I stopped a moment to breathe the air as it passed through the trees, carrying the scent of pine in its wake. I wanted to stay here forever, in the open space where I could walk, stride. And run.
“You using protection?”
“She takes care of that.”
“Ah, Kev! You’re screwed, man. I can hear the baby squawking already—“
“–kiddies gnawing on your ankles—“
“–and diapers needing to be changed. When that hits, your all-day excursions into the wild are over.”

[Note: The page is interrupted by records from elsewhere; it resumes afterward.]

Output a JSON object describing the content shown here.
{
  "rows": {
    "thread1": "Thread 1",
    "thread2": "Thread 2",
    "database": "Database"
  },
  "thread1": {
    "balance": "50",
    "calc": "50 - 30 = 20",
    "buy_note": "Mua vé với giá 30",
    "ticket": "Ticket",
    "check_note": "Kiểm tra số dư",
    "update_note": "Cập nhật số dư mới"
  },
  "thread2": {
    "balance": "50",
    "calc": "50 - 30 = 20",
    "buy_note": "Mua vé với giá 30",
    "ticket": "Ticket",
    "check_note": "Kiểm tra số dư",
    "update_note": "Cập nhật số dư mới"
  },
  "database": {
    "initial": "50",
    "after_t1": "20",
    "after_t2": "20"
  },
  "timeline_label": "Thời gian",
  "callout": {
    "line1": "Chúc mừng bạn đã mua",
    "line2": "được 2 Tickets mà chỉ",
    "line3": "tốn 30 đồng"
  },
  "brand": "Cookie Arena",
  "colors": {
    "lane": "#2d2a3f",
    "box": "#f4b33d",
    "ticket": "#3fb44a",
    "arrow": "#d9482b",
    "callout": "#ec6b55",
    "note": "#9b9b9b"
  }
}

That stopped me. No more trips to my mountains? Dammit, I really hadn’t thought this thing through.
Bent over with laughter–the knee-slapping, guffawing kind–Max fell back. “Kev, you’re pale! What, not feeling so good?”
I was tensing up again. Suddenly, the forest didn’t feel so open and inviting, but instead dark, the spaces between the trees deepening with shadow. I kept walking, leaving idiot Max behind.
“I’m just messing with you, Kev. Jeez, you’re such a sourpuss. Can’t even take a joke anymore.”
“You just told me my life is over, Max.”
“So move out.”
“My name’s on the lease.”
“Sublet, or something. No biggie. Unless you’re staying for some other reason. Maybe you really do like her. Maybe you want to stay, is that it?” More grinning, more dazzling me with those freshly bleached, perfectly capped teeth. How I wanted to slug him right then.
“Hey, what’s this?” Max pointed at something sticking out of the grass.
Relieved to get out from his toothpaste-commercial-white glare, I went over to pick it up. “It looks like a camera. What’s it doing out here?”
“It looks like the digital one I just got. Lemme see if it’s got anything on it.”
“Well?” I asked. “Anything?”
Max turned the thing on and started flipping through the images on the memory card. At one point, he stopped and stared. He glanced over at me, then back at the camera. And frowned.
“What is it?”
“You sure Melissa doesn’t hike?”
“What?” I took the camera from him. The screen was pretty small, but on it was a picture of me and Melissa. I was in a black suit and she in an expensive white gown. Both of us smiled. But she waved a gorgeous bouquet in the air like a trophy signalling her victory.
The air seemed to shoot out of the forest and the trees felt like they were crashing down on me.
I handed the camera back to Max. And promptly passed out.